Impuestos y políticas públicas
El país vive uno de sus tiempos más complejos. Por un lado, las personas podrán hacer un tercer retiro de sus fondos de AFP para capear la crisis económica que muchos atraviesan; ello, a costa de sus futuras pensiones. Por otro lado, la liviandad con la que los parlamentarios están legislando materias tributarias hace creer que están garantizados los fondos para financiar políticas públicas en el futuro. Sin embargo, pocos discuten que, para poder hacer efectivas las exigencias de la ciudadanía, se debe recaudar el financiamiento suficiente, lo cual implica algo poco popular hoy en día y que no muchos están dispuestos a hacer: pagar impuestos.
Es menester tomar en cuenta que, cuando se implementa una política pública que afecta a las personas, existe una fuerte tentación hacia la voluntad de pensar a nivel individual, viendo cómo ésta afecta personalmente a sus libertades y en desmedro de lo que resulta mejor para la comunidad.
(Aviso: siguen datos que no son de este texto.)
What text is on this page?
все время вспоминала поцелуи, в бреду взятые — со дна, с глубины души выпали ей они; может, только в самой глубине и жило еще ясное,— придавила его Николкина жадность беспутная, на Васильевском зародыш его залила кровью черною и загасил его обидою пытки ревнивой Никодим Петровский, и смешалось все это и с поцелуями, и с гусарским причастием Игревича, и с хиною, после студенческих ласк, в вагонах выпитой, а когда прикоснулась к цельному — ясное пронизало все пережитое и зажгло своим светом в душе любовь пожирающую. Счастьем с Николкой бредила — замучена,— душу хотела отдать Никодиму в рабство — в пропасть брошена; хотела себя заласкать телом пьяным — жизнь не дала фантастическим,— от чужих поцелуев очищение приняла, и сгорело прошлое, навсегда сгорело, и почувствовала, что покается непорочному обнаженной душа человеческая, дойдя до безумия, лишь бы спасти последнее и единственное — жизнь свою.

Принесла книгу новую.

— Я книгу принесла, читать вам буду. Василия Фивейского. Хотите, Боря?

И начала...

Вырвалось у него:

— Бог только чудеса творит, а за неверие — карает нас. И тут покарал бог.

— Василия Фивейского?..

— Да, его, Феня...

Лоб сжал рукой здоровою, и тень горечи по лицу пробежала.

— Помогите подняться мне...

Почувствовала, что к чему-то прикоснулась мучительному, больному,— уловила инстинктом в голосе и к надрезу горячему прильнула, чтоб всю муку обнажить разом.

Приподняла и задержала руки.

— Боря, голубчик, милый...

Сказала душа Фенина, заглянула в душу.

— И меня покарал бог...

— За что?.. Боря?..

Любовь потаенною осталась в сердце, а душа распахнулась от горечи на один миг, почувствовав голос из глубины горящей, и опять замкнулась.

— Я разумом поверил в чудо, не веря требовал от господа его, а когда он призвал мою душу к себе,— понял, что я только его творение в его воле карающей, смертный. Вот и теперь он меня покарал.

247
Además de ello, cualquier acción que involucre un pago, o percibir menores ingresos, también conlleva a una menor capacidad de consumo en el presente, lo cual excede la percepción de los beneficios a largo plazo que ésta genera. Los impuestos son un excelente ejemplo de ello, ya que los principales argumentos que escuchamos son hacia cómo afectan nuestra capacidad de consumo en vez de cómo ellos pueden ser un canal para tener políticas públicas para una mejor educación, salud e, incluso, pensiones.
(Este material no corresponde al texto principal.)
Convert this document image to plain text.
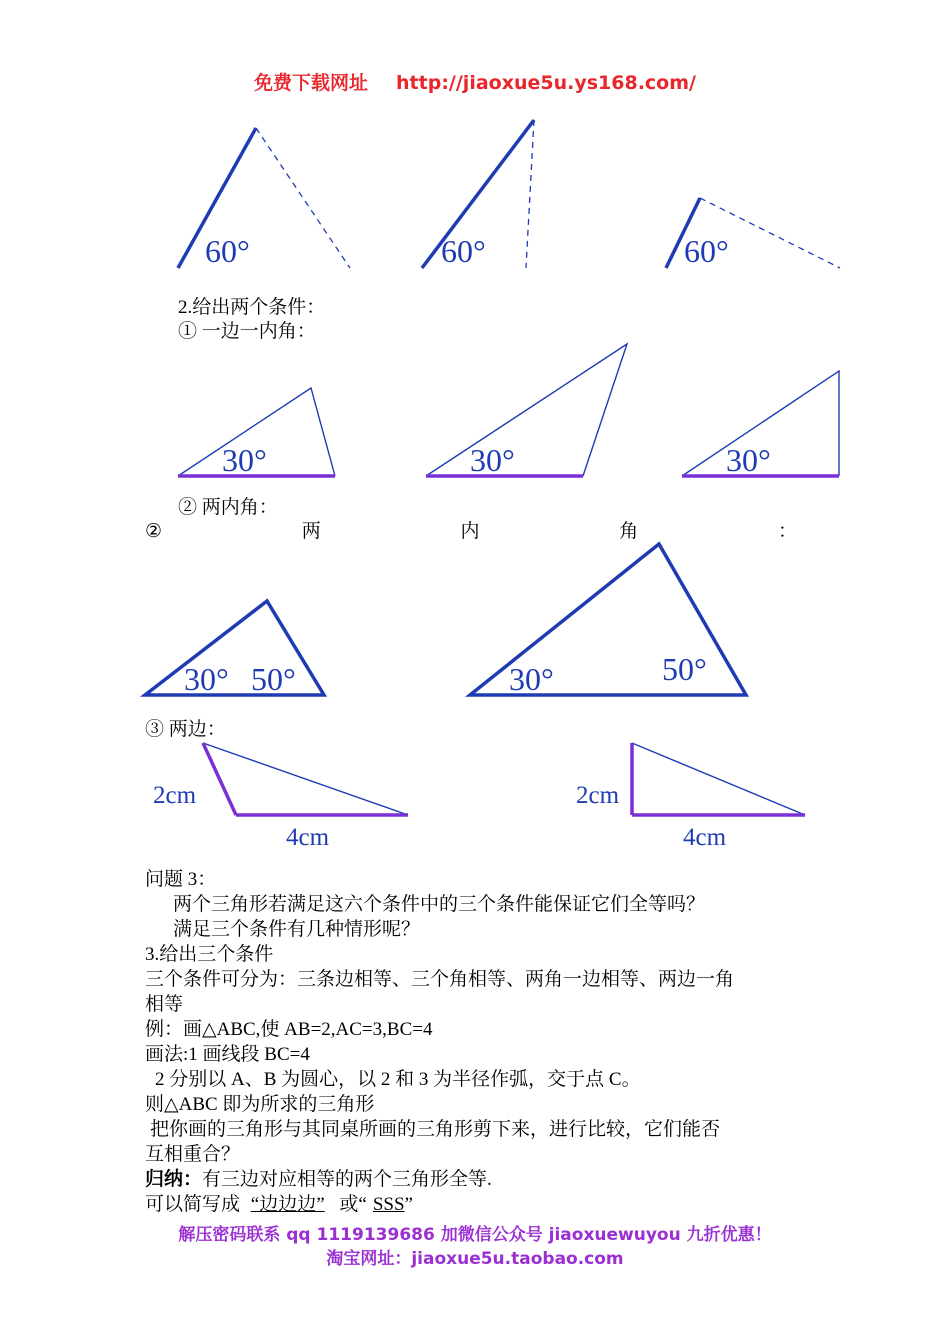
免费下载网址 http://jiaoxue5u.ys168.com/
60°	60°	60°
30°	30°	30°
30° 50°	30°	50°
2cm
4cm
2cm
4cm
2.给出两个条件：
① 一边一内角：
② 两内角：
②	两	内	角	：
③ 两边：
问题 3：
两个三角形若满足这六个条件中的三个条件能保证它们全等吗？
满足三个条件有几种情形呢？
3.给出三个条件
三个条件可分为：三条边相等、三个角相等、两角一边相等、两边一角
相等
例：画△ABC,使 AB=2,AC=3,BC=4
画法:1 画线段 BC=4
2 分别以 A、B 为圆心，以 2 和 3 为半径作弧，交于点 C。
则△ABC 即为所求的三角形
把你画的三角形与其同桌所画的三角形剪下来，进行比较，它们能否
互相重合？
归纳：有三边对应相等的两个三角形全等.
可以简写成 “边边边” 或“ SSS”
解压密码联系 qq 1119139686 加微信公众号 jiaoxuewuyou 九折优惠！
淘宝网址：jiaoxue5u.taobao.com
En pocas palabras, mirar excesivamente al presente y a la experiencia personal, no nos deja ver con claridad las políticas públicas que pueden beneficiar a la sociedad: los árboles no dejan ver el bosque. Ante este escenario, es pertinente tomar en cuenta que la política juega un factor relevante para poder tomar decisiones correctas. Y, por lo mismo, quienes detentan el poder político tienen tanto la oportunidad de sembrar las confianzas para fomentar políticas públicas exitosas, como también, para que las personas tengan mayor disposición a contribuir a su éxito, pensando no solo en ellos sino en el resto de la sociedad.
Por supuesto, esto en la realidad no es tan fácil de llevar a cabo, pues estamos inmersos en un contexto que se fundamenta en la desconfianza institucional. Visto así, la aversión a pagar algún tipo de impuesto parece no ser solo un problema para las políticas públicas. Diversos estudios sostienen que, ante escenarios de desconfianza y percepción de corrupción ante las instituciones, al gobierno y a la forma en que funciona el Estado, las personas se muestran menos dispuestas a seguir las reglas y pagar impuestos, independientemente de si efectivamente los deban pagar.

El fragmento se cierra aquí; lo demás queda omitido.